Their job is to interact with roots and soil in the part of the earth that surrounds the roots – the rhizosphere – where the number of bacterial biomass and microorganisms are noticeably higher. A higher microbial activity in the soil contributes to a greater mobilization of blocked nutrients, which consequently produces stronger and healthier crops and plants. If the soil is optimal, the microbial biomass develops a symbiosis with the plants (releasing beneficial metabolites) and mobilizes compounds for their assimilation, offering protection against external pathogens. If the soil is exhausted or lacking, this natural cycle disappears, making it essential to use biofertilizers to complete the cycle.
There are many types of microorganisms on the market capable of mobilizing these nutrients. There are an estimated 11,000 species of bacteria and more than 100,000 of yeasts and fungi.
Microorganisms are excellent allies in 21st century agriculture. This reality was confirmed a few years ago, thanks to the different tests that have been carried out which have had optimal results. Francisco Soriano Pons, former Secretary General of the Spanish Association of Manufacturers of Agronutrients and Professor of Biotechnology at the Catholic University of Valencia argues that “microorganisms are essential to maintain soil fertility, to develop healthy and vigorous crops (…). Man has been using microorganisms (although unknowingly) for about 8,000 years, when he started brewing beer, wine, vinegar and later bread and other dairy products. In agriculture, microorganisms are very useful for the development of healthy and vigorous crops. They are essential to maintain soil fertility (…). Until recently they were not given the importance they currently have in agriculture and there was great skepticism about their effectiveness. Fortunately this is changing and more and more producers are using this type of development and they are proving the positive results of their use as an alternative to the use of other fertilizers.”
The European regulations are going in this direction. In fact, the Regulation (CE) 834/2007 of the Council on Ecological Production warns, in the introduction, about the importance of prioritizing the fertilization of the soil, and less so the plant: “The ecological production of vegetables should contribute to maintain and increase soil fertility as well as the prevention of soil erosion.

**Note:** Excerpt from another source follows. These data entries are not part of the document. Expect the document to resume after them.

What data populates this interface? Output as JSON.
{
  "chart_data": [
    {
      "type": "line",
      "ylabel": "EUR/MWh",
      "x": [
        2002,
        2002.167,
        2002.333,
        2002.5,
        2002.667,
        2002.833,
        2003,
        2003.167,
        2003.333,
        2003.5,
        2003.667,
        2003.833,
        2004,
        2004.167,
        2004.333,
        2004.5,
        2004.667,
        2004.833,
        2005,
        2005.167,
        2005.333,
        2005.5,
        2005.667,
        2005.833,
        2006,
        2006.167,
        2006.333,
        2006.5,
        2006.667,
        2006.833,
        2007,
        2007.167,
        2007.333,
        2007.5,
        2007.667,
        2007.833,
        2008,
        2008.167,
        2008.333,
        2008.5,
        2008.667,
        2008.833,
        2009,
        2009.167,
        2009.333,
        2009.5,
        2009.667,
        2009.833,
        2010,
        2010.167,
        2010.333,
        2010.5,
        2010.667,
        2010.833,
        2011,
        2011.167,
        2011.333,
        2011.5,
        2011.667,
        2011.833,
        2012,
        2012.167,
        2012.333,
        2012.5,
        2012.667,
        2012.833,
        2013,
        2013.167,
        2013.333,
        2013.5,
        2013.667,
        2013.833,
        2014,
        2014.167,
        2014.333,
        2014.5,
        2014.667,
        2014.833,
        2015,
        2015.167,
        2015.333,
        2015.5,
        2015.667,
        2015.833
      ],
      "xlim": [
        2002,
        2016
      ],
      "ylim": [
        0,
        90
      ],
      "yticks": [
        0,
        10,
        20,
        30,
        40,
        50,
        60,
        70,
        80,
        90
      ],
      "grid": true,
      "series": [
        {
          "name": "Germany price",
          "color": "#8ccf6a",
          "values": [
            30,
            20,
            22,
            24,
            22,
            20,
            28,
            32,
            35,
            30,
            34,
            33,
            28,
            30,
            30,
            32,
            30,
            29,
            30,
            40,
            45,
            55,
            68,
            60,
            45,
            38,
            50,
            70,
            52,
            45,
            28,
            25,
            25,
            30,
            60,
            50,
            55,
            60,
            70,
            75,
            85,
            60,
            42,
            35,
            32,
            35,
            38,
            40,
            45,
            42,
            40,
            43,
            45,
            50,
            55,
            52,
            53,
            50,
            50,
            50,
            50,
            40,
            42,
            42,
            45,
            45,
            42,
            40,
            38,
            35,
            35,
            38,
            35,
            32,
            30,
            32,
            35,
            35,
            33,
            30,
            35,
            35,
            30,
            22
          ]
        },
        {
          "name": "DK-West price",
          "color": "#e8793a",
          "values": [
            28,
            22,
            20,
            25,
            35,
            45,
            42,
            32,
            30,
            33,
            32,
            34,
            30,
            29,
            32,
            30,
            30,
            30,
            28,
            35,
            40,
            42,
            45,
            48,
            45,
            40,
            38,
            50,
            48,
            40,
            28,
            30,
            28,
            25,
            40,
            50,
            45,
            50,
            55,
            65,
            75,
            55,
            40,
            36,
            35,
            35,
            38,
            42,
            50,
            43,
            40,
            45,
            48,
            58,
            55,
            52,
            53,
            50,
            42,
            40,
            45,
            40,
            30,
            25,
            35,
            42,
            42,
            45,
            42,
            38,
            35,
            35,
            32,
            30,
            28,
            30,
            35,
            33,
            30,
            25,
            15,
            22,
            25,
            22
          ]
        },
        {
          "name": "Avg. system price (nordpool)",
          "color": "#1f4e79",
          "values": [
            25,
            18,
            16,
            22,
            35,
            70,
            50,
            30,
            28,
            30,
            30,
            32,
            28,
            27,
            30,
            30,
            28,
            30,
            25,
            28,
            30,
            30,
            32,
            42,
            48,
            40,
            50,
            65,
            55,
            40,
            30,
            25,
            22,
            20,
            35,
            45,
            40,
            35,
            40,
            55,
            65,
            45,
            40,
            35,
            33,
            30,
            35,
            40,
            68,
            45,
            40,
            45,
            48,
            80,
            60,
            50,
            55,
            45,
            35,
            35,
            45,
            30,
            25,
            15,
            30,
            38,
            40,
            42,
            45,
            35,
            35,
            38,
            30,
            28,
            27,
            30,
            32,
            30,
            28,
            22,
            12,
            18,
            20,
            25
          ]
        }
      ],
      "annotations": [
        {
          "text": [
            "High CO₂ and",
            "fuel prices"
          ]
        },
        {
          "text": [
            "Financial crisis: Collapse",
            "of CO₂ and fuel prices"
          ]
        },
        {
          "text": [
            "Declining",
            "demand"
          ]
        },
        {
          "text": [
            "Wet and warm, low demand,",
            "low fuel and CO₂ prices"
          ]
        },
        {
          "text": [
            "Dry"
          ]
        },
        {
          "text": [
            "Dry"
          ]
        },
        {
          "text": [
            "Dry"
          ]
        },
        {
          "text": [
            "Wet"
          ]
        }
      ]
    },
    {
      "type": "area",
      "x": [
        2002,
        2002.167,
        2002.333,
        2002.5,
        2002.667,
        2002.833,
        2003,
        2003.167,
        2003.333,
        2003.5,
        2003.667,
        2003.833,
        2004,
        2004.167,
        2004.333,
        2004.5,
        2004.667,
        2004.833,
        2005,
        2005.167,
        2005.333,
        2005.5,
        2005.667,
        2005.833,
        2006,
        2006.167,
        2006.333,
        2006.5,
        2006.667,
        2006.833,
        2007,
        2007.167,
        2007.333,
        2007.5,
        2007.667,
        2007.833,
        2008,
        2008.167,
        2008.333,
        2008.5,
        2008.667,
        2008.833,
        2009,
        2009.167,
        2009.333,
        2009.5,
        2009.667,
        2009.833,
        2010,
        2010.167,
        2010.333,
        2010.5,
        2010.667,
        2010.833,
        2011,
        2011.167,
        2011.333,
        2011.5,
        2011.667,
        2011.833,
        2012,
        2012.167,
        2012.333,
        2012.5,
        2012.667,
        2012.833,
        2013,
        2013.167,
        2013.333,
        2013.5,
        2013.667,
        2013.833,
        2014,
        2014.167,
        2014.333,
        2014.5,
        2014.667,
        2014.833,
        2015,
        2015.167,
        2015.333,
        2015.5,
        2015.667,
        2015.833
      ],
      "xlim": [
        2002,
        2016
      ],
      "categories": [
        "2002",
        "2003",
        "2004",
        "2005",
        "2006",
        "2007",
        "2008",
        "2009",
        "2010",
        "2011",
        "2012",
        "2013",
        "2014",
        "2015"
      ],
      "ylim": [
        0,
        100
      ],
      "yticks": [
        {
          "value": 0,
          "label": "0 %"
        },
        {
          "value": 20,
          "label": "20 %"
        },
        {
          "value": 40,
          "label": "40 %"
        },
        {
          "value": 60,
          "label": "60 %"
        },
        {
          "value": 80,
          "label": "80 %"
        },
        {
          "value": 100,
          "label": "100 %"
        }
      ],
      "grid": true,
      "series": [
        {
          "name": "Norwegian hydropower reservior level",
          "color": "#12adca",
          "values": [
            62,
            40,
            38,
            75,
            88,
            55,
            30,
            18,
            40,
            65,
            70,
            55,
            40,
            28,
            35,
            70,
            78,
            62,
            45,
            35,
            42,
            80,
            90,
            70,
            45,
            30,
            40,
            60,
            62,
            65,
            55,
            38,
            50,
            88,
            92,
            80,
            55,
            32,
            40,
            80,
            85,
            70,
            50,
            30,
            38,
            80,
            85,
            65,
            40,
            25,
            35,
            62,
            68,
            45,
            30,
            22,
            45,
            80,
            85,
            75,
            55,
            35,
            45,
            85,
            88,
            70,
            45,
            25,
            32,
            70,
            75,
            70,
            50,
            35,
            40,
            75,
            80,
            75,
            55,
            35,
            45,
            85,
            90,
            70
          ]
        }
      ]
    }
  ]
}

Plants should preferably be fed through the edaphic ecosystem rather than through soluble fertilizers added to the soil.”
Ficosterra, as a biotechnology company which is specialized in agriculture, echos this reality by manufacturing its fertilizers and fortifiers, 100% naturally, with the help of technology that combines the ability of several microbial families with high microbial loads with the properties and benefits of algae, achieving unique synergistic relationships that not only interact naturally with roots and soil for the benefit of the plant, but also achieve greater mobilization of nutrients, favoring the development of microflora and microfauna in equilibrium creating greater capacity for the fixation of atmospheric nitrogen and a greater release of substances that protect against harmful pathogens.